That's OK. Please keep trying. The question appears to require the combined expertise of someone who is both a criminal and a constitutional lawyer - a rare animal! I suspect that if you asked a criminal lawyer and a constitutional lawyer separately you might well get contradictory answers! I am aware this is not an easy one so I am quite prepared to wait.
Thanks for your help. However I remain a little confused. Please see the following extract from a Wikipedia article on Crown Immunity in the UK :
"Historically, the general rule in the United Kingdom has been that the Crown has never been able to be prosecuted or proceeded against in either criminal or civil cases. The only means by which civil proceedings could be brought were:
The position was drastically altered by the Crown Proceedings Act 1947 which made the Crown (when acting as the government) liable as of right in proceedings where it was previously only liable by virtue of a grant of a fiat. With limited exceptions, this had the effect of allowing proceedings for tort and contract to be brought against the Crown.

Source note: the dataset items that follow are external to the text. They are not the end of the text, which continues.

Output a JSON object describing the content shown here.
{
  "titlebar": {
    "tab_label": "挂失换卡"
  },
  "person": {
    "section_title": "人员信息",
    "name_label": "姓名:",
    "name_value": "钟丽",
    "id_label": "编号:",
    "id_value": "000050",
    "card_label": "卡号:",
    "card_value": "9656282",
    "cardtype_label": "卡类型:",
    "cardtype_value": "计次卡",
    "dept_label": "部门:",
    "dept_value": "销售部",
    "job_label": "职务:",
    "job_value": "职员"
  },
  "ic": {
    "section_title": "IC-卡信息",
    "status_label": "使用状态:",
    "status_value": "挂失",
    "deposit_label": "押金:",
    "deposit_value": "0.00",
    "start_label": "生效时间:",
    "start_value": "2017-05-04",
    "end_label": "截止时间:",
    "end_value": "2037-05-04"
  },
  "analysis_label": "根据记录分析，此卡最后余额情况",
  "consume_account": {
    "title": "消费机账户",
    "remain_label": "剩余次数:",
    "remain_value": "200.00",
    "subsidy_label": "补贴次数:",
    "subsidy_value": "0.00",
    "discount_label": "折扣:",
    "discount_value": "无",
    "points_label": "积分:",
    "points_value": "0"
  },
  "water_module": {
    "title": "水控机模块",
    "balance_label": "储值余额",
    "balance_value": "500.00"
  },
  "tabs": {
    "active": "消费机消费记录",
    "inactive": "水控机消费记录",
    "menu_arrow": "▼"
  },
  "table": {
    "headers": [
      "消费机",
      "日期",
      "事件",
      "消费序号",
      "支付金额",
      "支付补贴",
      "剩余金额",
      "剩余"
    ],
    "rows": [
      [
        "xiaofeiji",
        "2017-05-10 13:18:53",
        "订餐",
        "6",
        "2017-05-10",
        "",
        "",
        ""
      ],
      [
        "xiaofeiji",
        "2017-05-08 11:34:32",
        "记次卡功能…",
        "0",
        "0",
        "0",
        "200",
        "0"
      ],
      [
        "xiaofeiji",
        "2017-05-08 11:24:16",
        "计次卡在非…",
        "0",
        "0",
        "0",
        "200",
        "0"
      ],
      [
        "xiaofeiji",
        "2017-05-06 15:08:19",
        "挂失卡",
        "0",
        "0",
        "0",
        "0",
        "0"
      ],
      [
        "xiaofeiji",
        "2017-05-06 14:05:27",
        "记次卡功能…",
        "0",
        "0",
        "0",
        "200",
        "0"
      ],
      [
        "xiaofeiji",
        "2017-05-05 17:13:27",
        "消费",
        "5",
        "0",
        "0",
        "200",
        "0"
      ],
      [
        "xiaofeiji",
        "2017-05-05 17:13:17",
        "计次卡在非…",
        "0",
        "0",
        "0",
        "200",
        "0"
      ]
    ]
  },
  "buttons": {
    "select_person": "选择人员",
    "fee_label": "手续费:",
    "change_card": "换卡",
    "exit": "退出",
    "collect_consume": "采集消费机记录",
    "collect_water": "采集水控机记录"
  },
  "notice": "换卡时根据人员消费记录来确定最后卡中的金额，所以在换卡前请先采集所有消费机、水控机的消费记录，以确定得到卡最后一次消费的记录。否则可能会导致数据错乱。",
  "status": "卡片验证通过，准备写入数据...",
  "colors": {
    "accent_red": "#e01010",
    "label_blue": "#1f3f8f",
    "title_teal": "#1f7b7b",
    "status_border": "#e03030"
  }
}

Proceedings to bring writs of mandamus and prohibition were always available against ministers, because their actions derive from the royal prerogative.
Criminal proceedings are still prohibited from being brought against the UK government unless expressly permitted by Crown Proceedings Act"
Are you saying this is all completely wrong, and that Ministers of the Crown, acting as such in their official capacity, can be prosecuted for acts done in that capacity just the same as anyone else?